Correct option is C
Explanation-
Statement A: "Plant nos. 4, 9 and 10 that show high expression levels of the transgene would necessarily contain multiple copies of the transgene." - INCORRECT
High transgene expression does not necessarily mean multiple copies. Even a single-copy insertion can show high expression if the transgene lands near a strong enhancer or in a transcriptionally active genomic region (position effect). Similarly, multi-copy insertions can sometimes undergo gene silencing and show low expression. High expression could happen even with a single copy depending on insertion site.
Statement B: "Plant nos. 2 and 7 contain mutations in the coding sequence of the transgene in the construct." - INCORRECT
Low expression in plants 2 and 7 is more likely due to poor genomic integration sites (position effects), gene silencing, or epigenetic effects, not necessarily coding sequence mutations. Also, mutations in coding sequence would likely affect protein function/translation, not just expression level.

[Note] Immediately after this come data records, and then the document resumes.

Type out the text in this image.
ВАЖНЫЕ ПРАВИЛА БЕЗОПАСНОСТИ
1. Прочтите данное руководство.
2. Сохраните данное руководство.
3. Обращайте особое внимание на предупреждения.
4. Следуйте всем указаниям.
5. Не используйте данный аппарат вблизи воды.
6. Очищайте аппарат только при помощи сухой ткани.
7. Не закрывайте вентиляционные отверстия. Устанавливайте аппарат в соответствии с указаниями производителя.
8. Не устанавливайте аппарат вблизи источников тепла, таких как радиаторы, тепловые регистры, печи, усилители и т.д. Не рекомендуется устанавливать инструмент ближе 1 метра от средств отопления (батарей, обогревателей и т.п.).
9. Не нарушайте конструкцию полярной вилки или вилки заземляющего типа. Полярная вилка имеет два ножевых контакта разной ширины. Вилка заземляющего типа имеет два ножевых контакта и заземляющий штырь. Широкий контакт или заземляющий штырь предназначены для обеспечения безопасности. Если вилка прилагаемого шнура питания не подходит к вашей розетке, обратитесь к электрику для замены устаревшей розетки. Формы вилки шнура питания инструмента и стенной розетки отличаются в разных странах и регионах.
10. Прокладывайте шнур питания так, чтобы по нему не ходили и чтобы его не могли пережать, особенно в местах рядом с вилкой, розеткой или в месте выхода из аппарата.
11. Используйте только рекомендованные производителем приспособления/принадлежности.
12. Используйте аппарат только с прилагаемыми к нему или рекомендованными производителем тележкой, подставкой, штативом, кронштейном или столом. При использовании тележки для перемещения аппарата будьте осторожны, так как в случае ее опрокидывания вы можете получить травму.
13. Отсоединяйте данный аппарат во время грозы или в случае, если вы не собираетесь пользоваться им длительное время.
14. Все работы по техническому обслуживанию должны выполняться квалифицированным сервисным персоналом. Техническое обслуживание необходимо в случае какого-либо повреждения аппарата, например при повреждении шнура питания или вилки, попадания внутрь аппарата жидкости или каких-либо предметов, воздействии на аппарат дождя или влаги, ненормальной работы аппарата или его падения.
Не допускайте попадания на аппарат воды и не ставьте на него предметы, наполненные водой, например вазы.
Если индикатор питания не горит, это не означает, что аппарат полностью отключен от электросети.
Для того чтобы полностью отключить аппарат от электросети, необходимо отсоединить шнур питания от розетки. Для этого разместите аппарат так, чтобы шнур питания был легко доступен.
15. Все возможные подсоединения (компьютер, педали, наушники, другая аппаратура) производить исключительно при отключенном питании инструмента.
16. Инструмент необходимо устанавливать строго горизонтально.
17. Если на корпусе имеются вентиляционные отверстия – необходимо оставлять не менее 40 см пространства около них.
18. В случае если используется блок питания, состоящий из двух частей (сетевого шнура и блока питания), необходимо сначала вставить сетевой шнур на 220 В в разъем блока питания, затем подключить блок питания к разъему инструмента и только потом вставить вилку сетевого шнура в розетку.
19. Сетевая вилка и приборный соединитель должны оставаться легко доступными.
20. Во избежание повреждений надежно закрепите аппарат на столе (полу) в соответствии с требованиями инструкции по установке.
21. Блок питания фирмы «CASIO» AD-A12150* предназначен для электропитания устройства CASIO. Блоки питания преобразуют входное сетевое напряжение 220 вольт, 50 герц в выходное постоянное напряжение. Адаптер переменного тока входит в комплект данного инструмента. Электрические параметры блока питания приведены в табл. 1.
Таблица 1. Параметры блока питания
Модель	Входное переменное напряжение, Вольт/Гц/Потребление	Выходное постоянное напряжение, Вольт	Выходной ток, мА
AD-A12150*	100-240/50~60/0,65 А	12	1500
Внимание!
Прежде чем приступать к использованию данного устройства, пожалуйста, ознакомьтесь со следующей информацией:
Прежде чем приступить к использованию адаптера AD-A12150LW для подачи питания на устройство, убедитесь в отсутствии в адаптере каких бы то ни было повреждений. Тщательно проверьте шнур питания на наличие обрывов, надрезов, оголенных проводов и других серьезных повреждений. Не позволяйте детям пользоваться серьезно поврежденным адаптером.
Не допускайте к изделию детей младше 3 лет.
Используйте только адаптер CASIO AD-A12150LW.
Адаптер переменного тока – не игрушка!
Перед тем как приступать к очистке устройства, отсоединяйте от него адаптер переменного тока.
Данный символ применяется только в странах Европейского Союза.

Statement C: "The transgenic plants may contain varying number of transgene copies inserted at different locations in the host genome." - CORRECT
True and common in Agrobacterium-mediated transformation. Each independent event usually inserts the transgene at a random genomic location, with varying copy numbers. Both copy number and insertion site (position effect) cause variability in expression among independent transgenic lines.

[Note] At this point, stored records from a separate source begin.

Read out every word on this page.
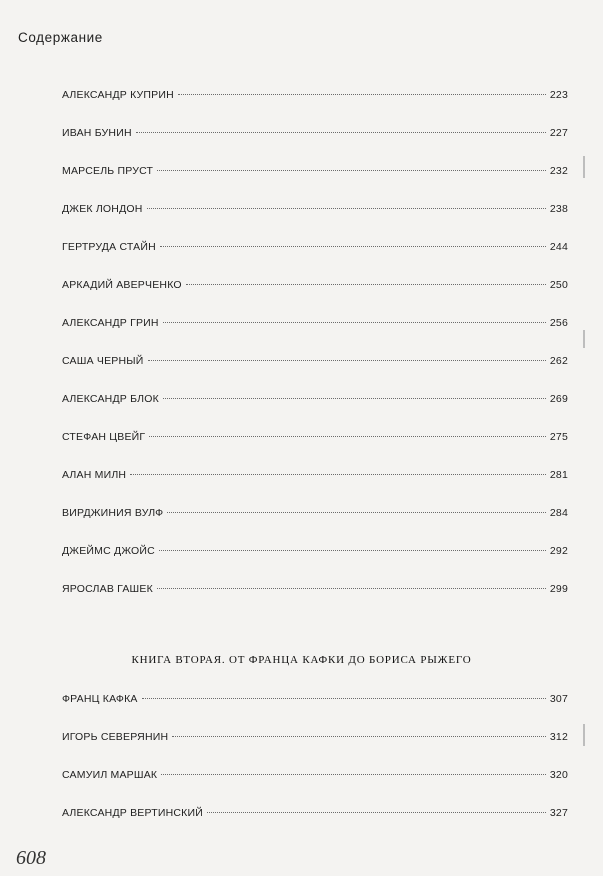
Содержание
АЛЕКСАНДР КУПРИН	223
ИВАН БУНИН	227
МАРСЕЛЬ ПРУСТ	232
ДЖЕК ЛОНДОН	238
ГЕРТРУДА СТАЙН	244
АРКАДИЙ АВЕРЧЕНКО	250
АЛЕКСАНДР ГРИН	256
САША ЧЕРНЫЙ	262
АЛЕКСАНДР БЛОК	269
СТЕФАН ЦВЕЙГ	275
АЛАН МИЛН	281
ВИРДЖИНИЯ ВУЛФ	284
ДЖЕЙМС ДЖОЙС	292
ЯРОСЛАВ ГАШЕК	299
КНИГА ВТОРАЯ. ОТ ФРАНЦА КАФКИ ДО БОРИСА РЫЖЕГО
ФРАНЦ КАФКА	307
ИГОРЬ СЕВЕРЯНИН	312
САМУИЛ МАРШАК	320
АЛЕКСАНДР ВЕРТИНСКИЙ	327
608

Statement D: "The host genome has no role in influencing expression levels of the transgene." - INCORRECT
Position effects from the host genome (e.g., heterochromatin vs euchromatin, promoter-enhancer proximity, silencing regions) directly influence transgene expression. In fact, host genome context is one of the biggest factors affecting transgene expression.

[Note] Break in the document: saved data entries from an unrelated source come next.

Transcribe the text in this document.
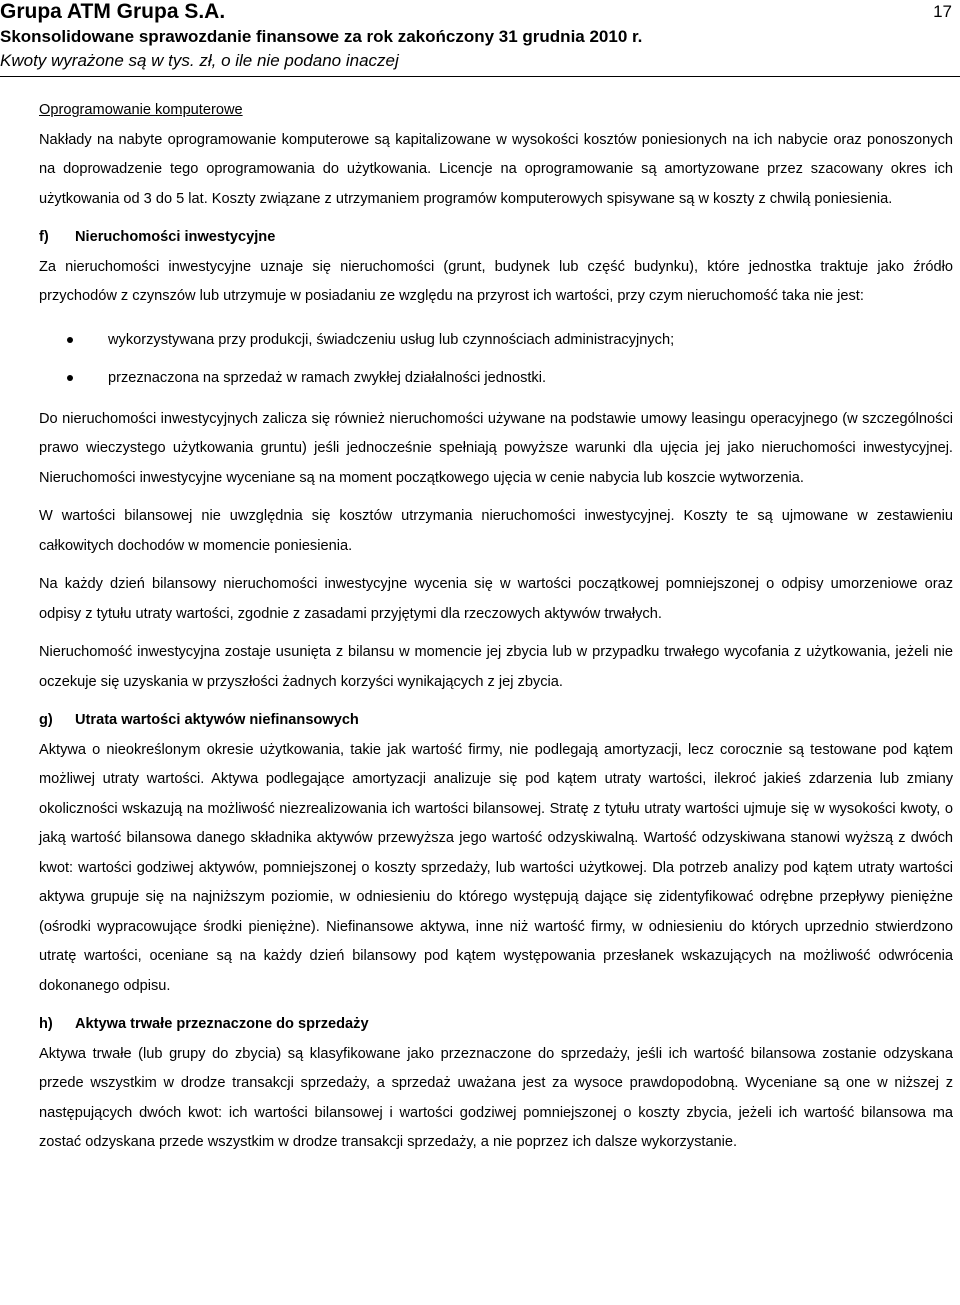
Grupa ATM Grupa S.A.
Skonsolidowane sprawozdanie finansowe za rok zakończony 31 grudnia 2010 r.
Kwoty wyrażone są w tys. zł, o ile nie podano inaczej
17

Oprogramowanie komputerowe

Nakłady na nabyte oprogramowanie komputerowe są kapitalizowane w wysokości kosztów poniesionych na ich nabycie oraz ponoszonych na doprowadzenie tego oprogramowania do użytkowania. Licencje na oprogramowanie są amortyzowane przez szacowany okres ich użytkowania od 3 do 5 lat. Koszty związane z utrzymaniem programów komputerowych spisywane są w koszty z chwilą poniesienia.

f) Nieruchomości inwestycyjne

Za nieruchomości inwestycyjne uznaje się nieruchomości (grunt, budynek lub część budynku), które jednostka traktuje jako źródło przychodów z czynszów lub utrzymuje w posiadaniu ze względu na przyrost ich wartości, przy czym nieruchomość taka nie jest:

wykorzystywana przy produkcji, świadczeniu usług lub czynnościach administracyjnych;
przeznaczona na sprzedaż w ramach zwykłej działalności jednostki.

Do nieruchomości inwestycyjnych zalicza się również nieruchomości używane na podstawie umowy leasingu operacyjnego (w szczególności prawo wieczystego użytkowania gruntu) jeśli jednocześnie spełniają powyższe warunki dla ujęcia jej jako nieruchomości inwestycyjnej. Nieruchomości inwestycyjne wyceniane są na moment początkowego ujęcia w cenie nabycia lub koszcie wytworzenia.

W wartości bilansowej nie uwzględnia się kosztów utrzymania nieruchomości inwestycyjnej. Koszty te są ujmowane w zestawieniu całkowitych dochodów w momencie poniesienia.

Na każdy dzień bilansowy nieruchomości inwestycyjne wycenia się w wartości początkowej pomniejszonej o odpisy umorzeniowe oraz odpisy z tytułu utraty wartości, zgodnie z zasadami przyjętymi dla rzeczowych aktywów trwałych.

Nieruchomość inwestycyjna zostaje usunięta z bilansu w momencie jej zbycia lub w przypadku trwałego wycofania z użytkowania, jeżeli nie oczekuje się uzyskania w przyszłości żadnych korzyści wynikających z jej zbycia.

g) Utrata wartości aktywów niefinansowych

Aktywa o nieokreślonym okresie użytkowania, takie jak wartość firmy, nie podlegają amortyzacji, lecz corocznie są testowane pod kątem możliwej utraty wartości. Aktywa podlegające amortyzacji analizuje się pod kątem utraty wartości, ilekroć jakieś zdarzenia lub zmiany okoliczności wskazują na możliwość niezrealizowania ich wartości bilansowej. Stratę z tytułu utraty wartości ujmuje się w wysokości kwoty, o jaką wartość bilansowa danego składnika aktywów przewyższa jego wartość odzyskiwalną. Wartość odzyskiwana stanowi wyższą z dwóch kwot: wartości godziwej aktywów, pomniejszonej o koszty sprzedaży, lub wartości użytkowej. Dla potrzeb analizy pod kątem utraty wartości aktywa grupuje się na najniższym poziomie, w odniesieniu do którego występują dające się zidentyfikować odrębne przepływy pieniężne (ośrodki wypracowujące środki pieniężne). Niefinansowe aktywa, inne niż wartość firmy, w odniesieniu do których uprzednio stwierdzono utratę wartości, oceniane są na każdy dzień bilansowy pod kątem występowania przesłanek wskazujących na możliwość odwrócenia dokonanego odpisu.

h) Aktywa trwałe przeznaczone do sprzedaży

Aktywa trwałe (lub grupy do zbycia) są klasyfikowane jako przeznaczone do sprzedaży, jeśli ich wartość bilansowa zostanie odzyskana przede wszystkim w drodze transakcji sprzedaży, a sprzedaż uważana jest za wysoce prawdopodobną. Wyceniane są one w niższej z następujących dwóch kwot: ich wartości bilansowej i wartości godziwej pomniejszonej o koszty zbycia, jeżeli ich wartość bilansowa ma zostać odzyskana przede wszystkim w drodze transakcji sprzedaży, a nie poprzez ich dalsze wykorzystanie.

Statement E: "The stability of the transgenic mRNA and its translatability would not be different among the independent transgenic plants." - CORRECT
Since the transgene construct is the same in all plants, and the coding sequence is the same,
mRNA stability and translation efficiency should theoretically remain constant across plants (unless affected by positional effects or silencing, which typically act at transcriptional level, not at mRNA stability).